Laura was irritated when Jackie begged her to come over to Fife. An eighty-mile or more round trip would take up most of the day, and she had had a lunch appointment booked with her accountant.
But Jackie sounded so desperate she felt she had to drop everything and go, leaving Angie to hold the fort and cancel her lunch appointment.
Yet by the time she’d crossed the Forth Bridge and was on the pretty coastal road to Crail in bright spring sunshine, her irritation had gone. Jackie hadn’t been quite herself for some time, and she thought perhaps this would be a good opportunity to get to grips with the root cause of it. Laura thought she might even stay the night and drive back to Edinburgh the following morning.

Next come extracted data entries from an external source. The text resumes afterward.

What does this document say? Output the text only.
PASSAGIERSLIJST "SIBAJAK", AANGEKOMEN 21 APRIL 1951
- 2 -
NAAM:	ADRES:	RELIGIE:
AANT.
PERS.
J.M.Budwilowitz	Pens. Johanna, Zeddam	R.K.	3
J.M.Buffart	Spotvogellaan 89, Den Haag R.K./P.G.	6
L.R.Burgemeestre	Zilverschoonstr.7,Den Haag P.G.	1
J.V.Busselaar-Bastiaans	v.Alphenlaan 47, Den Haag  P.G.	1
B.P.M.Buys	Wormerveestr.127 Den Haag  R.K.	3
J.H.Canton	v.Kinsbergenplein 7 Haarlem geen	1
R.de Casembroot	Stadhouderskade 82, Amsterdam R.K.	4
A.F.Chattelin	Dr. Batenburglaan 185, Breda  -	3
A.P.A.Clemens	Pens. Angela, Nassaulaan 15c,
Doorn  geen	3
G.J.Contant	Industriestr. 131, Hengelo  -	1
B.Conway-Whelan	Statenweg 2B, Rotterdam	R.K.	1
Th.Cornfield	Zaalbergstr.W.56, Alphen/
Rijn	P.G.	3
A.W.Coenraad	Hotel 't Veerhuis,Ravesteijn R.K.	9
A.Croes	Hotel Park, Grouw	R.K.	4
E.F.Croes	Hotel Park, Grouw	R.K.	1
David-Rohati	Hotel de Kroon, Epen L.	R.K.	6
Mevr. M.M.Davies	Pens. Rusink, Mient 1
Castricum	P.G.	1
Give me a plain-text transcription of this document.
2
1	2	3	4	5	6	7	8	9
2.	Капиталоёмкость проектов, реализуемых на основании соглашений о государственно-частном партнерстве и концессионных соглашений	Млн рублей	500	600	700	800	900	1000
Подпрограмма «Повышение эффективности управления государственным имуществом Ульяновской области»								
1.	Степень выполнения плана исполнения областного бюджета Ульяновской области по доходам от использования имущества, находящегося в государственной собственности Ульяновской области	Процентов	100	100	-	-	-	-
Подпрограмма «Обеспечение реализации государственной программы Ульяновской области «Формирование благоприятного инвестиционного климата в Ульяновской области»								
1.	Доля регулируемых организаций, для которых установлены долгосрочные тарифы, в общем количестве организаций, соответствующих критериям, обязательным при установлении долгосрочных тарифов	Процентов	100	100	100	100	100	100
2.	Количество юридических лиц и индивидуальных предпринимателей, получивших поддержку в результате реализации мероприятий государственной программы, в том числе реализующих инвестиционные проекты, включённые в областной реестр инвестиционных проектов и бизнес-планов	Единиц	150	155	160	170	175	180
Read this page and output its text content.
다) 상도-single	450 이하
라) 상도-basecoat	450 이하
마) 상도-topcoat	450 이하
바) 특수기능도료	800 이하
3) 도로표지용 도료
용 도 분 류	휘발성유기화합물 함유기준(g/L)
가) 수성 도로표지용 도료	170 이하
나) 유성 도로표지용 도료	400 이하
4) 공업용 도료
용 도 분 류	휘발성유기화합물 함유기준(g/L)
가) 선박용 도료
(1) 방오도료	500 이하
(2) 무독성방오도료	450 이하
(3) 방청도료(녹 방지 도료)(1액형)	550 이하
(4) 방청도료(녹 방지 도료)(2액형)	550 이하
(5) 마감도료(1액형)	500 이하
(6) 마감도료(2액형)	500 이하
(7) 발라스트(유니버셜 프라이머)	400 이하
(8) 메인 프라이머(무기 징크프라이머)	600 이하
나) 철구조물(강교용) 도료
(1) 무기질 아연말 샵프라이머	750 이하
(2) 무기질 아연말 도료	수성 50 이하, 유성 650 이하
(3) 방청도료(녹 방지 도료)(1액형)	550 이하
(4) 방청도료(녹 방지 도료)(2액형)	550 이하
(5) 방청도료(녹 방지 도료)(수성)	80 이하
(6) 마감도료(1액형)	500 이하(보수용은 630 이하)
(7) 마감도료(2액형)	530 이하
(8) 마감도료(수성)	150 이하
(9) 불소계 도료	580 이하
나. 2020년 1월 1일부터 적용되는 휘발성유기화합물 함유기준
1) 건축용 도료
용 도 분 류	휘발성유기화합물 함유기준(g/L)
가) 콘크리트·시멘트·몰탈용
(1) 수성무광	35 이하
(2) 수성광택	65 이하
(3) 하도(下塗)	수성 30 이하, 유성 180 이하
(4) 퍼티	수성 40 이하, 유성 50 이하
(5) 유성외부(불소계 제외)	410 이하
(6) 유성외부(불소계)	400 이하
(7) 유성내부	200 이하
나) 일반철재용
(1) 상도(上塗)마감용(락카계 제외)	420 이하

As she drove into the enclosed cobbled yard of Brodie Farm she noticed the red and yellow tulips and forget-me-nots planted in tubs either side of each of the six old stable doors that opened out on to the yard. That seemed a good omen, for if Jackie still cared about the impression flowers made on her paying guests she was clearly holding things together.
The door to the house was wide open, and as Laura got out of her car she could hear ‘Moving On Up’ by M People playing on the radio. She remembered thinking that meant Jackie must’ve pulled herself together since making the frantic call, for she always played opera when she was feeling low. The song itself made her smile, for two years earlier when it was in the charts it had almost been Laura’s anthem.